Che fine ha fatto il genio femminile?

Che fine ha fatto la «Mulieris Dignitatem» invocata, il 15 agosto di trent'anni fa, dalla lettera apostolica di Giovani Paolo II? E come viene trattato dai media il cosiddetto «genio femminile» riconosciuto dal pontefice polacco?

Donatella Trotta (2017)

A giudicare da come le donne vengono raccontate nel mainstream comunicativo, oggi, non c’è da stare molto allegri. E non soltanto per l’orrorifica ondata di ginecidi e di violenze di genere che ormai ha assunto i toni contabili di un bollettino di guerra, con la registrazione puntuale del numero delle vittime di quello che è il volto (visibile) di ciò che Susan Faludi chiamava “Backlash”: ossia il contraccolpo del conflitto (invisibile) dichiarato dagli uomini alle donne. Tanto da spingere negli ultimi anni a manifestazioni che per certi versi ricorda l’astensione pacifista di Lisistrata, eroina della commedia greca di Aristofane. E non c’è da stare allegri nemmeno - volendo pensare alla dimensione del lavoro - per i dati ormai a tutti noti di un universo femminile mediamente più istruito ma meno pagato (a parità di ruoli) degli uomini: tanto da fa esclamare a papa Francesco, attentissimo alle questioni sociali: «Scandaloso che le donne guadagnino meno degli uomini!».

Ma il problema della questione femminile, in Italia e non solo, è ancora più complesso dei meri dati di cronaca o delle sole indagini socio-statistiche. Investe l’antropologia culturale. Le culture delle donne. E il futuro stesso della nostra civiltà. Perché coinvolge, ad esempio, il tema della maternità: il «non pensato della nostra epoca», come lo definisce Silvia Vegetti Finzi. Un tema che ci interpella tutti. E richiede, perciò, un supplemento di riflessione. Anche e soprattutto da parte di media, organi (per quanto delegittimati dall’era della disintermediazione digitale, o in crisi) ancora preziosi per la formazione e l’informazione dell’opinione pubblica.

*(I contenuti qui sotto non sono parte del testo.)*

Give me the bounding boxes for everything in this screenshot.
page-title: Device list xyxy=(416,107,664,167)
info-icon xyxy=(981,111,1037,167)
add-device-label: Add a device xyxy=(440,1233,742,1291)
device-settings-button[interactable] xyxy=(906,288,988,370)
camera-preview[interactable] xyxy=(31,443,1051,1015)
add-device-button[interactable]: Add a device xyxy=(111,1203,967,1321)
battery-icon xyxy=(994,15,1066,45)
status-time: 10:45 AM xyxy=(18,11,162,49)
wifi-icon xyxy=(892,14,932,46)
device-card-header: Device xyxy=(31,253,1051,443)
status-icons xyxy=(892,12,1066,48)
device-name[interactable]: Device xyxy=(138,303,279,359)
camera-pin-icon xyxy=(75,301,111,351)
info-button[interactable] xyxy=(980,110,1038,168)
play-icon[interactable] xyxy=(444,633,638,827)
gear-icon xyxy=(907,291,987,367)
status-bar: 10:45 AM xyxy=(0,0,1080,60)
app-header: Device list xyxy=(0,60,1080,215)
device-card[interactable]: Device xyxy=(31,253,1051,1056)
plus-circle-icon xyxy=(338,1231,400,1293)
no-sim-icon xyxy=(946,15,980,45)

Anche qui, le cifre parlano chiaro: da tempo l’Istat certifica un evidente calo demografico. Non basta prenderne atto. Occorre chiedersi perché. Cercare, proporre e condividere soluzioni: come fece, a suo tempo, una straordinaria “femminista” cristiana norvegese, Janne Haaland Matlary, pubblicando un libro da noi purtroppo passato sotto silenzio: «Il tempo della fioritura. Per un nuovo femminismo» (tradotto in italiano per Leonardo, 1999). Una testimonianza di (ri)conciliazione (e non solo tra tempi di vita e di lavoro) che vale la pena di rilanciare, oggi. Con il coraggio necessario a una “minoranza eticamente determinata” che voglia dialogare seriamente con le sfide del presente: oltre l’autoreferenzialità, oltre gli steccati (e i pregiudizi) ideologici. Come ha fatto il cardinale Gianfranco Ravasi, che in seno al Pontificio Consiglio per la Cultura ha promosso una Consulta femminile e ha riunito scienziate, teologhe, intellettuali, imprenditrici, sportive credenti (di varie confessioni religiose) e non credenti, laiche e religiose.

Un organismo permanente, nel quale sperare molto per veicolare a 360 gradi lo “sguardo delle donne”. Dentro e fuori del dicastero ecclesiale. Per lavorare davvero «in dialogo con le diversità, le religioni e i tanti mondi in cui le donne operano, convinte che la pluralità è il presupposto dell’azione umana».